On 7/14/06, [EMAIL PROTECTED] <[EMAIL PROTECTED]> wrote:
The MUMPS language provides a function, called $ORDER, which takes an argument
and returns the next index that exists in the array that would come after the
supplied argument (a 2nd argument can be used to cause the function to return
the previous index instead of the next index).  For example, given an array
with the index values given above, if I asked for the next index after 0, I
would get 1; the next index after 50 would return 100; the next index after "Z"
would return "a"; etc.

My question: is there any way to approach similar functionality in Perl?  Any
non-numeric arrays in my code are being converted to Perl hashes.  I can
retrieve the value of a specific key, and I can use a for loop to go through
every key/value pair but, is there any way of doing something similar to $ORDER
without have to scan the entire hash?

There's no native structure which matches what you need.  Hashes are
really close except for the $ORDER thing.

If the hashes tend to be small (say, less than 10,000 keys) or order()
isn't called very often then I'd just go with just implementing
order() using sort.  Its surprisingly efficient.  Its written in
highly optimized C while anything you write will be written in
not-so-optimized Perl.  And its cheap, programming time wise.

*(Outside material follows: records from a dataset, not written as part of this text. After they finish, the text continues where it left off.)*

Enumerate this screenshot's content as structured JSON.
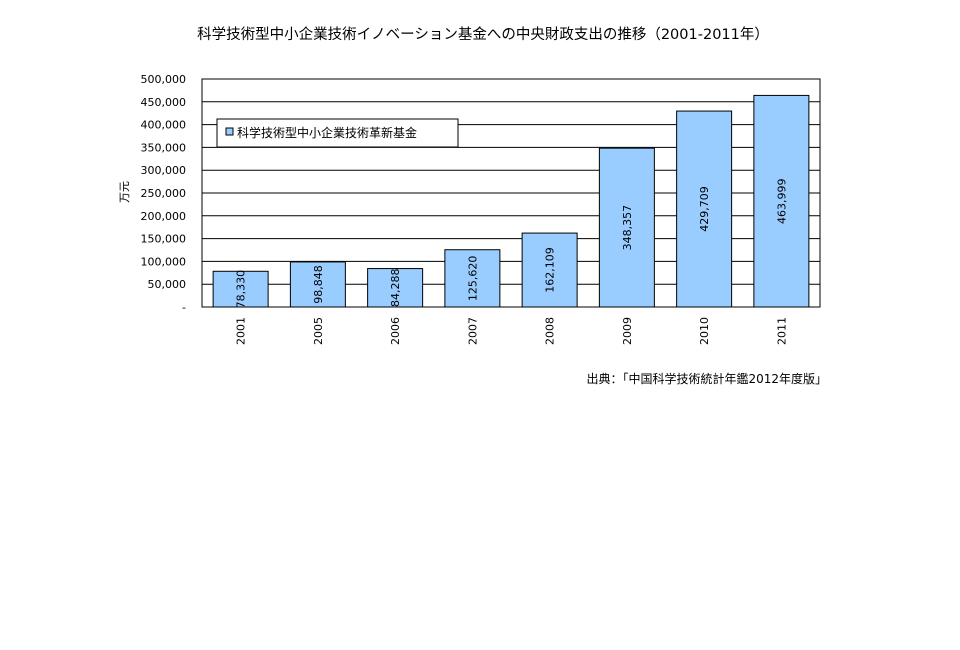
{
  "chart_data": {
    "type": "bar",
    "title": "科学技術型中小企業技術イノベーション基金への中央財政支出の推移（2001-2011年）",
    "ylabel": "万元",
    "xlabel": "",
    "categories": [
      "2001",
      "2005",
      "2006",
      "2007",
      "2008",
      "2009",
      "2010",
      "2011"
    ],
    "series": [
      {
        "name": "科学技術型中小企業技術革新基金",
        "values": [
          78330,
          98848,
          84288,
          125620,
          162109,
          348357,
          429709,
          463999
        ],
        "data_labels": [
          "78,330",
          "98,848",
          "84,288",
          "125,620",
          "162,109",
          "348,357",
          "429,709",
          "463,999"
        ]
      }
    ],
    "ylim": [
      0,
      500000
    ],
    "yticks": [
      0,
      50000,
      100000,
      150000,
      200000,
      250000,
      300000,
      350000,
      400000,
      450000,
      500000
    ],
    "ytick_labels": [
      "-",
      "50,000",
      "100,000",
      "150,000",
      "200,000",
      "250,000",
      "300,000",
      "350,000",
      "400,000",
      "450,000",
      "500,000"
    ],
    "grid": true,
    "legend_position": "top-left",
    "bar_color": "#99ccff",
    "source": "出典：「中国科学技術統計年鑑2012年度版」"
  }
}
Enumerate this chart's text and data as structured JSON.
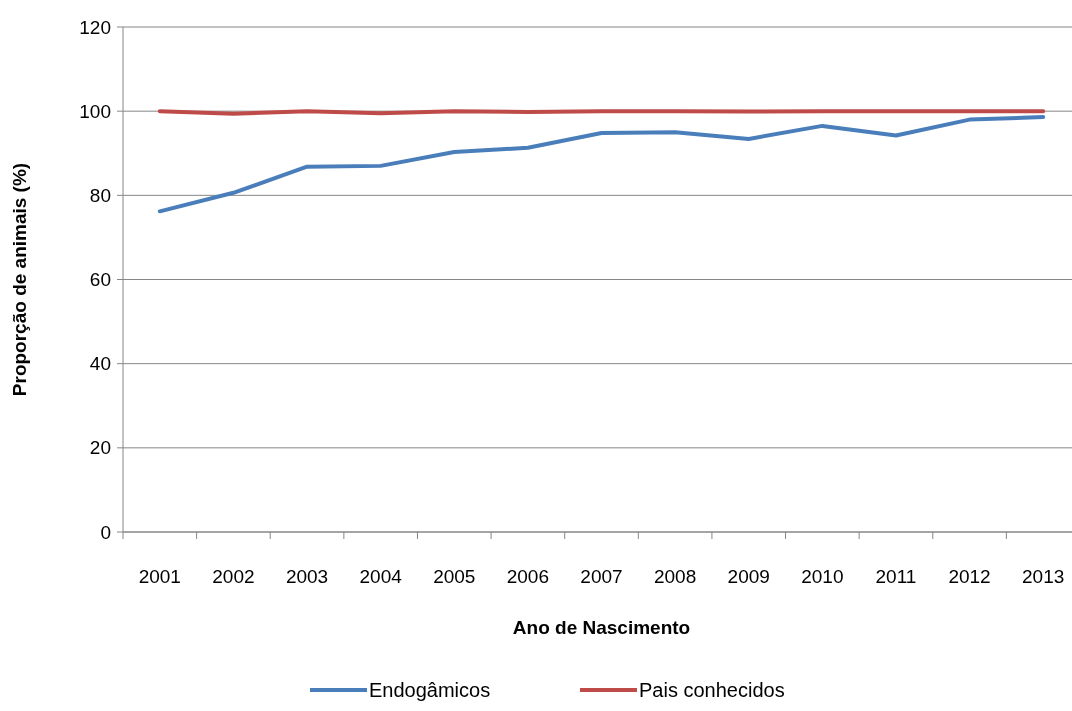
{
  "chart_data": {
    "type": "line",
    "xlabel": "Ano de Nascimento",
    "ylabel": "Proporção de animais (%)",
    "categories": [
      "2001",
      "2002",
      "2003",
      "2004",
      "2005",
      "2006",
      "2007",
      "2008",
      "2009",
      "2010",
      "2011",
      "2012",
      "2013"
    ],
    "series": [
      {
        "name": "Endogâmicos",
        "color": "#4a7ebb",
        "values": [
          76.2,
          80.6,
          86.8,
          87.0,
          90.3,
          91.3,
          94.8,
          95.0,
          93.4,
          96.5,
          94.2,
          98.0,
          98.6
        ]
      },
      {
        "name": "Pais conhecidos",
        "color": "#be4b48",
        "values": [
          100,
          99.4,
          100,
          99.5,
          100,
          99.8,
          100,
          100,
          99.9,
          100,
          100,
          100,
          100
        ]
      }
    ],
    "ylim": [
      0,
      120
    ],
    "yticks": [
      0,
      20,
      40,
      60,
      80,
      100,
      120
    ],
    "grid": "y",
    "legend": "bottom",
    "marker": "none",
    "line_style": "solid"
  }
}
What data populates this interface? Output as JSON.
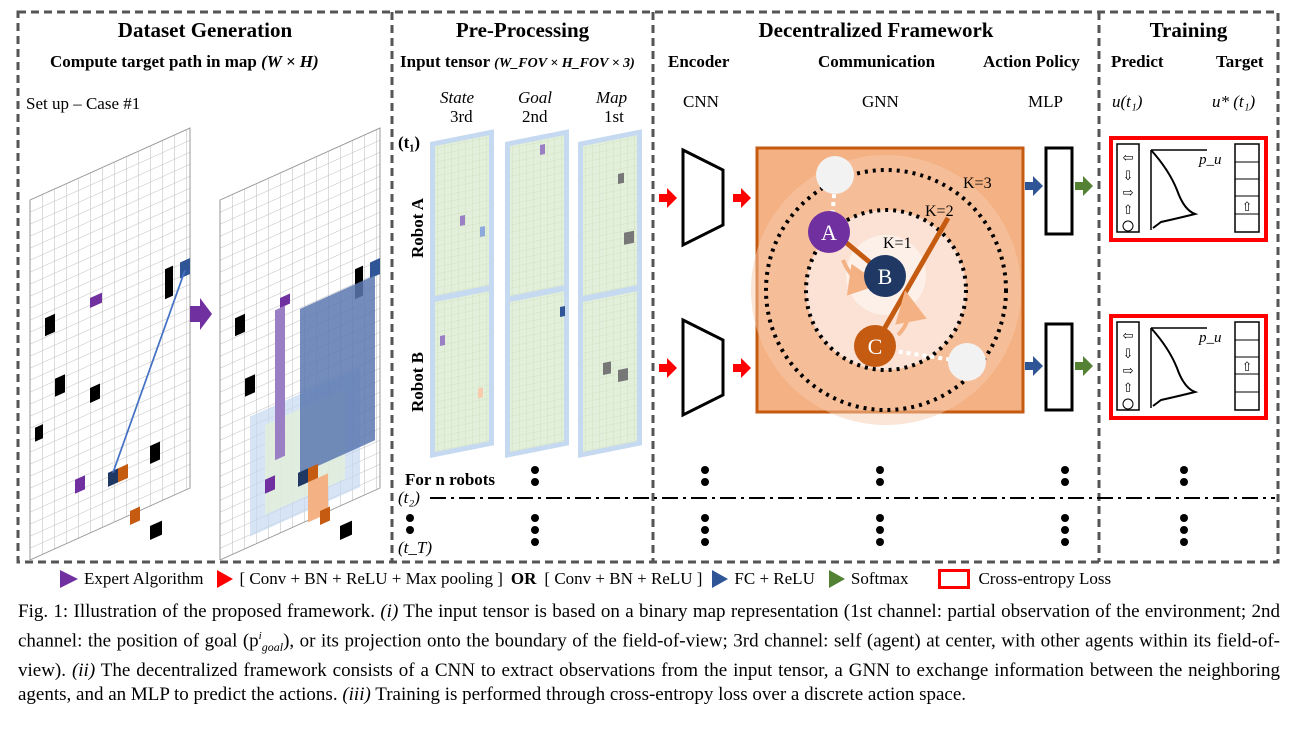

   sub _mumps_cmp { ...this exercise is left to the reader... }

   sub order {
       my($hash, $given_key) = @_;

       my $next_key;
       for my $key (sort _mumps_cmp keys %$hash) {
           if( _mumps_cmp($given_key, $key) == -1 ) {
               $next_key = $key;
               last;
           }
       }

       return $next_key;
   }

To most closely match the existing interface you'd create a tied hash
which kept its keys sorted.  If you implemented this using a search
tree rather than a linear sort it can be efficient, in the big O
sense.  Then order() is just a matter of walking the tree to the right
until you come upon a node greater than your given key.  Then you
return the key of the next node on the right.  O(logn) while the sort
solution is O(n logn).  But this doesn't take into account the
constant.

Unless your hashes are large, say more than 10,000 keys, this is going
to be hideously inefficient in the C (constant) sense.  And a simple
tied hash is 10 times slower than a regular hash simply due to method
call and tying overhead.  If you used a straight object rather than a
tie it goes down to 3 times slower.

So I'd go with just using a hash and implementing order() with sort.
That gets things working quickly, cheaply and most reliably.  Don't do
anything more complicated until you've done some profiling.


Also, is there any defined order in
which a hash is stored?

No.  As a matter of fact 5.8.1 made it specificly randomize on each new process.